Lysosomal pH homeostasis is disturbed in TMEM165-deficient patients’ cells. (A) Live cell fluorescent images of lysosomal pH using LysoSensor green DND189 in fibroblasts from a control (C), five TMEM165-deficient patients (P1 to P5), and two V0-ATPase–deficient patients (P6 and P7). (B) Quantification of the fluorescence intensities observed in A. Error bars indicate mean ± 95% confidence interval (n = 3, around 10 cells per experiments).
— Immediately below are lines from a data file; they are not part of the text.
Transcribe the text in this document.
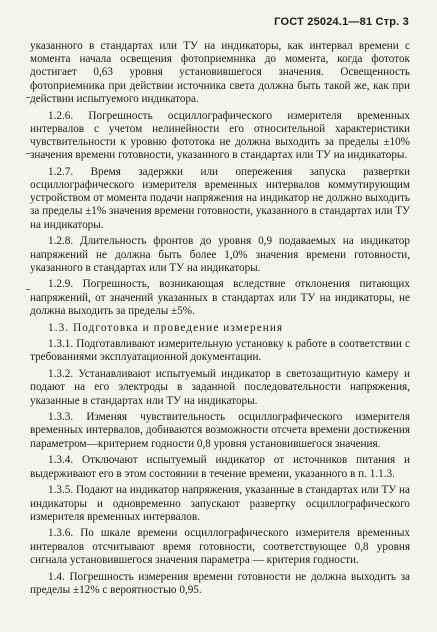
ГОСТ 25024.1—81 Стр. 3

указанного в стандартах или ТУ на индикаторы, как интервал времени с момента начала освещения фотоприемника до момента, когда фототок достигает 0,63 уровня установившегося значения. Освещенность фотоприемника при действии источника света должна быть такой же, как при действии испытуемого индикатора.

1.2.6. Погрешность осциллографического измерителя временных интервалов с учетом нелинейности его относительной характеристики чувствительности к уровню фототока не должна выходить за пределы ±10% значения времени готовности, указанного в стандартах или ТУ на индикаторы.

1.2.7. Время задержки или опережения запуска развертки осциллографического измерителя временных интервалов коммутирующим устройством от момента подачи напряжения на индикатор не должно выходить за пределы ±1% значения времени готовности, указанного в стандартах или ТУ на индикаторы.

1.2.8. Длительность фронтов до уровня 0,9 подаваемых на индикатор напряжений не должна быть более 1,0% значения времени готовности, указанного в стандартах или ТУ на индикаторы.

1.2.9. Погрешность, возникающая вследствие отклонения питающих напряжений, от значений указанных в стандартах или ТУ на индикаторы, не должна выходить за пределы ±5%.

1.3. Подготовка и проведение измерения

1.3.1. Подготавливают измерительную установку к работе в соответствии с требованиями эксплуатационной документации.

1.3.2. Устанавливают испытуемый индикатор в светозащитную камеру и подают на его электроды в заданной последовательности напряжения, указанные в стандартах или ТУ на индикаторы.

1.3.3. Изменяя чувствительность осциллографического измерителя временных интервалов, добиваются возможности отсчета времени достижения параметром—критерием годности 0,8 уровня установившегося значения.

1.3.4. Отключают испытуемый индикатор от источников питания и выдерживают его в этом состоянии в течение времени, указанного в п. 1.1.3.

1.3.5. Подают на индикатор напряжения, указанные в стандартах или ТУ на индикаторы и одновременно запускают развертку осциллографического измерителя временных интервалов.

1.3.6. По шкале времени осциллографического измерителя временных интервалов отсчитывают время готовности, соответствующее 0,8 уровня сигнала установившегося значения параметра — критерия годности.

1.4. Погрешность измерения времени готовности не должна выходить за пределы ±12% с вероятностью 0,95.
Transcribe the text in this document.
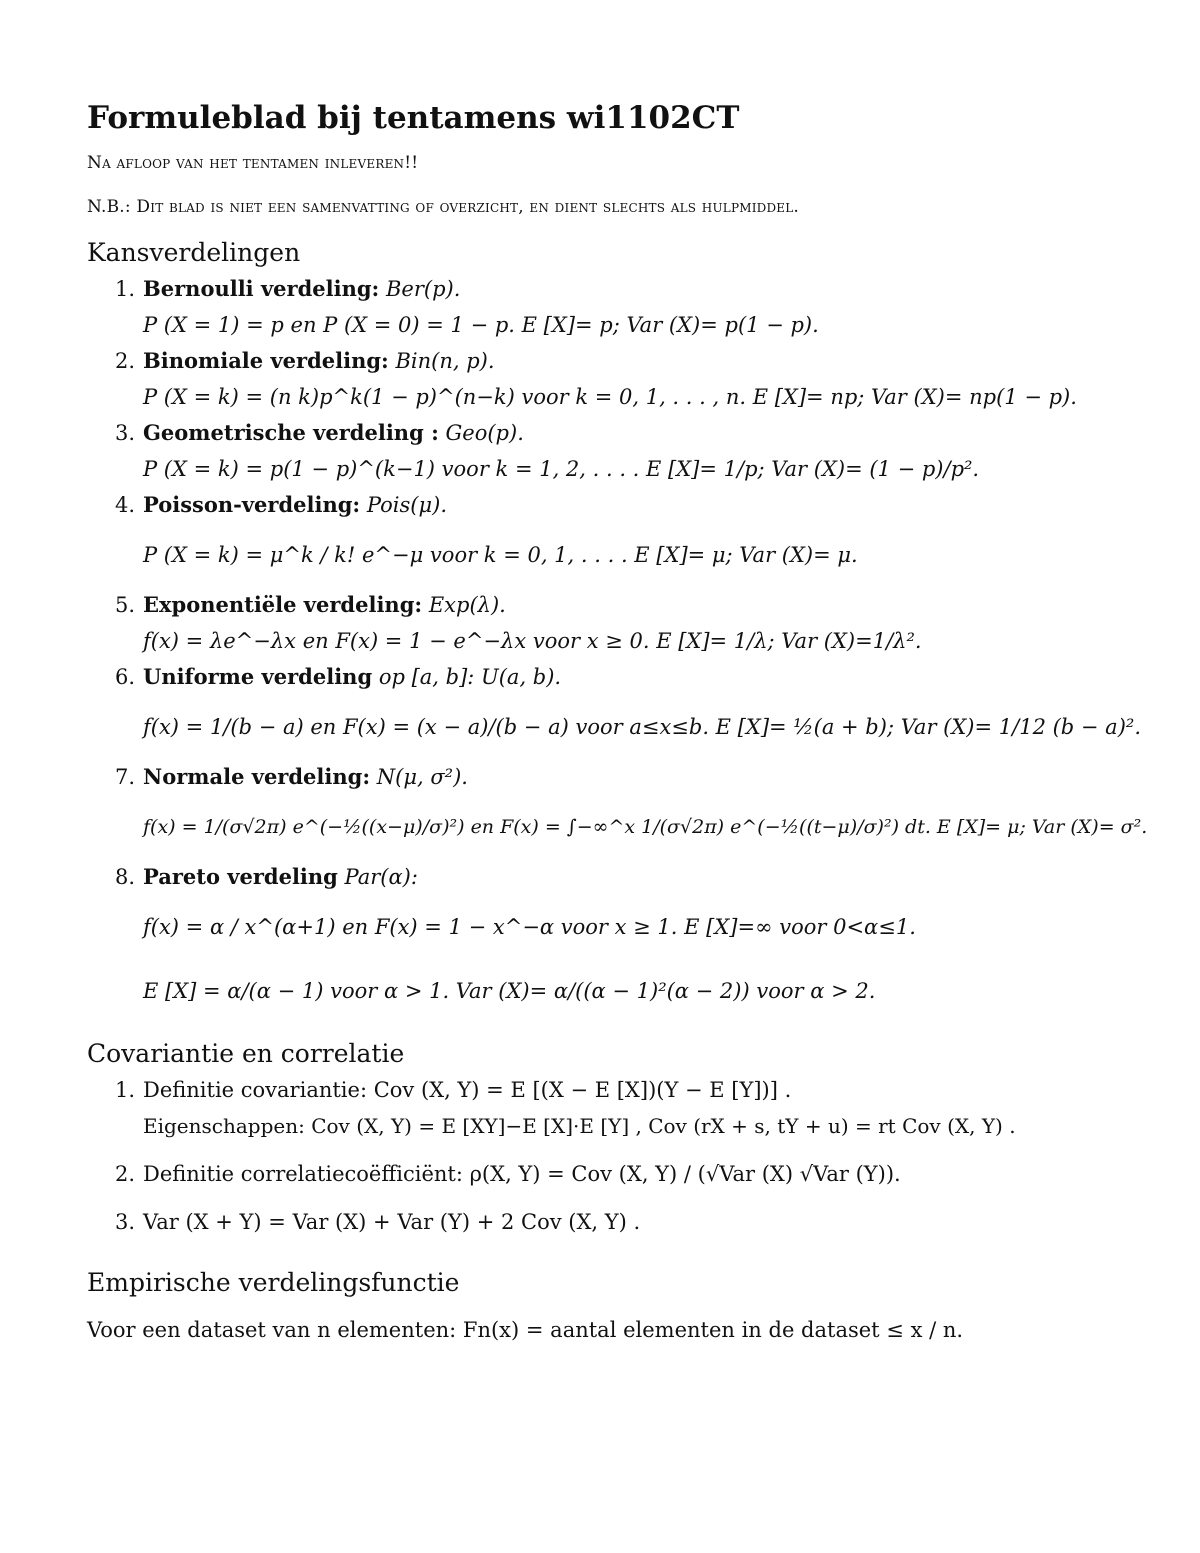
Formuleblad bij tentamens wi1102CT
Na afloop van het tentamen inleveren!!
N.B.: Dit blad is niet een samenvatting of overzicht, en dient slechts als hulpmiddel.
Kansverdelingen
1. Bernoulli verdeling: Ber(p).
P (X = 1) = p en P (X = 0) = 1 − p. E [X]= p; Var (X)= p(1 − p).
2. Binomiale verdeling: Bin(n, p).
P (X = k) = (n k)p^k(1 − p)^(n−k) voor k = 0, 1, . . . , n. E [X]= np; Var (X)= np(1 − p).
3. Geometrische verdeling : Geo(p).
P (X = k) = p(1 − p)^(k−1) voor k = 1, 2, . . . . E [X]= 1/p; Var (X)= (1 − p)/p².
4. Poisson-verdeling: Pois(μ).
P (X = k) = μ^k / k! e^−μ voor k = 0, 1, . . . . E [X]= μ; Var (X)= μ.
5. Exponentiële verdeling: Exp(λ).
f(x) = λe^−λx en F(x) = 1 − e^−λx voor x ≥ 0. E [X]= 1/λ; Var (X)=1/λ².
6. Uniforme verdeling op [a, b]: U(a, b).
f(x) = 1/(b − a) en F(x) = (x − a)/(b − a) voor a≤x≤b. E [X]= ½(a + b); Var (X)= 1/12 (b − a)².
7. Normale verdeling: N(μ, σ²).
f(x) = 1/(σ√2π) e^(−½((x−μ)/σ)²) en F(x) = ∫−∞^x 1/(σ√2π) e^(−½((t−μ)/σ)²) dt. E [X]= μ; Var (X)= σ².
8. Pareto verdeling Par(α):
f(x) = α / x^(α+1) en F(x) = 1 − x^−α voor x ≥ 1. E [X]=∞ voor 0<α≤1.
E [X] = α/(α − 1) voor α > 1. Var (X)= α/((α − 1)²(α − 2)) voor α > 2.
Covariantie en correlatie
1. Definitie covariantie: Cov (X, Y) = E [(X − E [X])(Y − E [Y])] .
Eigenschappen: Cov (X, Y) = E [XY]−E [X]·E [Y] , Cov (rX + s, tY + u) = rt Cov (X, Y) .
2. Definitie correlatiecoëfficiënt: ρ(X, Y) = Cov (X, Y) / (√Var (X) √Var (Y)).
3. Var (X + Y) = Var (X) + Var (Y) + 2 Cov (X, Y) .
Empirische verdelingsfunctie
Voor een dataset van n elementen: Fn(x) = aantal elementen in de dataset ≤ x / n.
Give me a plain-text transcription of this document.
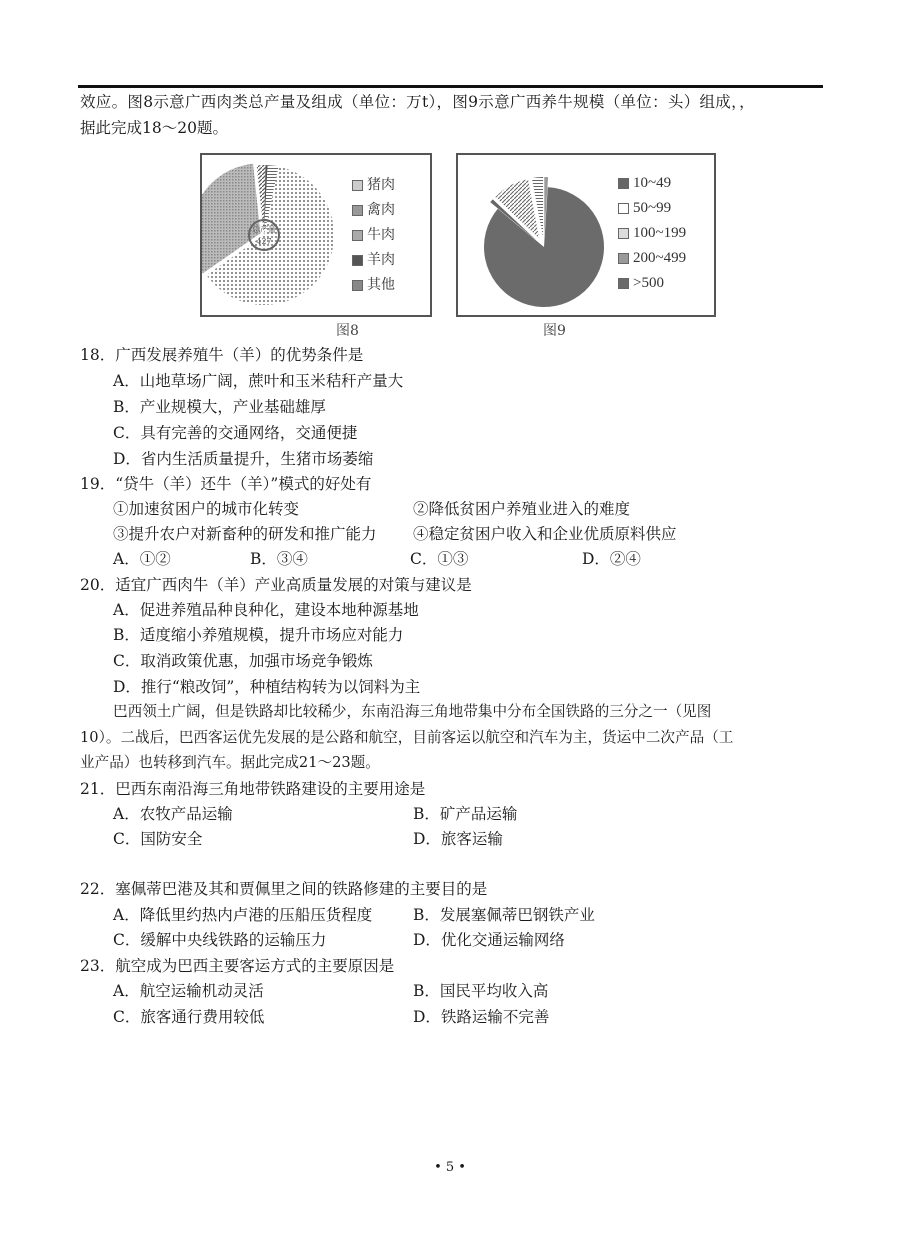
效应。图8示意广西肉类总产量及组成（单位：万t），图9示意广西养牛规模（单位：头）组成，，
据此完成18～20题。
总产量
427
猪肉
禽肉
牛肉
羊肉
其他
图8
10~49
50~99
100~199
200~499
>500
图9
18．广西发展养殖牛（羊）的优势条件是
A．山地草场广阔，蔗叶和玉米秸秆产量大
B．产业规模大，产业基础雄厚
C．具有完善的交通网络，交通便捷
D．省内生活质量提升，生猪市场萎缩
19．“贷牛（羊）还牛（羊）”模式的好处有
①加速贫困户的城市化转变	②降低贫困户养殖业进入的难度
③提升农户对新畜种的研发和推广能力 ④稳定贫困户收入和企业优质原料供应
A．①②	B．③④	C．①③	D．②④
20．适宜广西肉牛（羊）产业高质量发展的对策与建议是
A．促进养殖品种良种化，建设本地种源基地
B．适度缩小养殖规模，提升市场应对能力
C．取消政策优惠，加强市场竞争锻炼
D．推行“粮改饲”，种植结构转为以饲料为主
巴西领土广阔，但是铁路却比较稀少，东南沿海三角地带集中分布全国铁路的三分之一（见图
10）。二战后，巴西客运优先发展的是公路和航空，目前客运以航空和汽车为主，货运中二次产品（工
业产品）也转移到汽车。据此完成21～23题。
21．巴西东南沿海三角地带铁路建设的主要用途是
A．农牧产品运输	B．矿产品运输
C．国防安全	D．旅客运输
22．塞佩蒂巴港及其和贾佩里之间的铁路修建的主要目的是
A．降低里约热内卢港的压船压货程度	B．发展塞佩蒂巴钢铁产业
C．缓解中央线铁路的运输压力	D．优化交通运输网络
23．航空成为巴西主要客运方式的主要原因是
A．航空运输机动灵活	B．国民平均收入高
C．旅客通行费用较低	D．铁路运输不完善
• 5 •
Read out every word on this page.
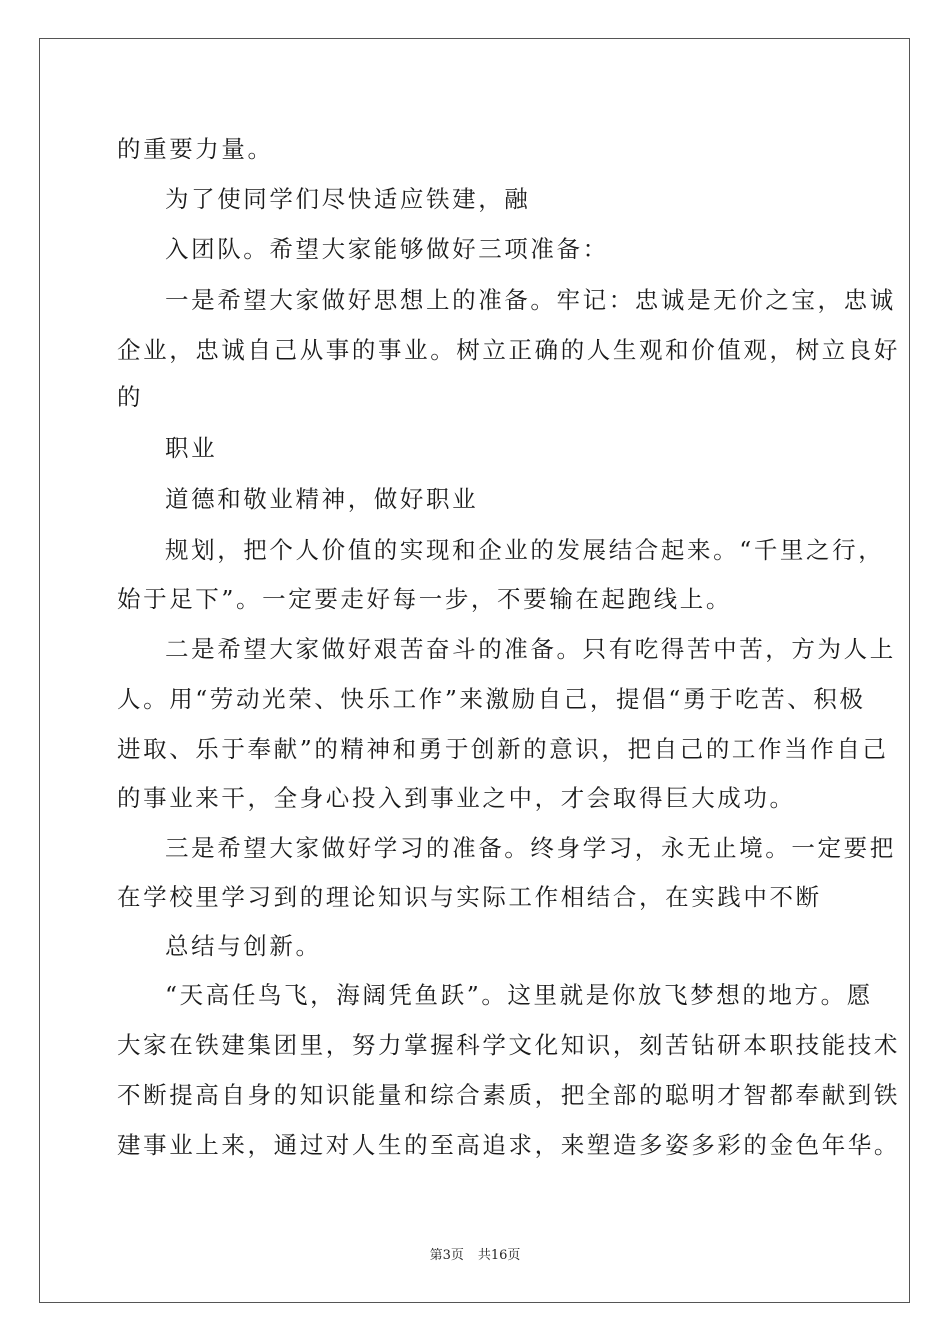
的重要力量。
为了使同学们尽快适应铁建，融
入团队。希望大家能够做好三项准备：
一是希望大家做好思想上的准备。牢记：忠诚是无价之宝，忠诚
企业，忠诚自己从事的事业。树立正确的人生观和价值观，树立良好
的
职业
道德和敬业精神，做好职业
规划，把个人价值的实现和企业的发展结合起来。“千里之行，
始于足下”。一定要走好每一步，不要输在起跑线上。
二是希望大家做好艰苦奋斗的准备。只有吃得苦中苦，方为人上
人。用“劳动光荣、快乐工作”来激励自己，提倡“勇于吃苦、积极
进取、乐于奉献”的精神和勇于创新的意识，把自己的工作当作自己
的事业来干，全身心投入到事业之中，才会取得巨大成功。
三是希望大家做好学习的准备。终身学习，永无止境。一定要把
在学校里学习到的理论知识与实际工作相结合，在实践中不断
总结与创新。
“天高任鸟飞，海阔凭鱼跃”。这里就是你放飞梦想的地方。愿
大家在铁建集团里，努力掌握科学文化知识，刻苦钻研本职技能技术
不断提高自身的知识能量和综合素质，把全部的聪明才智都奉献到铁
建事业上来，通过对人生的至高追求，来塑造多姿多彩的金色年华。
第3页 共16页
Data were analyzed by one-way ANOVA followed by Student post hoc test to identify mean differences between treatment and positive control. P values less than 0.05, 0.01, or 0.001 were indicated by *, **, or ***, respectively. Statistical analyses were performed using the software JMP 10 (SAS Institute). (C) Control and patients’ fibroblasts were incubated with LysoSensor green DND189, harvested, and analyzed by flow cytometry. Each histogram shows the autofluorescence (black line on the left) and the fluorescence (FL1-H) for the control cells (black line on the right) and one of the TMEM165-deficient patients’ cells (filled gray area). (D) Quantification of fluorescence intensities. The results were expressed as the percentage of the specific staining of the control cells—that is, the difference between the total and nonspecific binding peaks (autofluorescence). (E and F) HeLa cells were transfected with nontargeting siRNA (control) or siRNA targeted against TMEM165 (siRNA TMEM165); then, 7 d later, indirect immunofluorescence (E) and Western blotting analysis (F) were performed using anti-TMEM165 antibodies. (G) Live cell fluorescent images of the lysosomal pH using LysoSensor Green DND189 in control HeLa cells and TMEM165 siRNA knock-down HeLa cells. The results shown are representative of multiple cells assessed in independent experiments. (H) Quantification of the green fluorescence intensity (error bars indicate mean ± SEM, n = 3, >15 cells per experiments).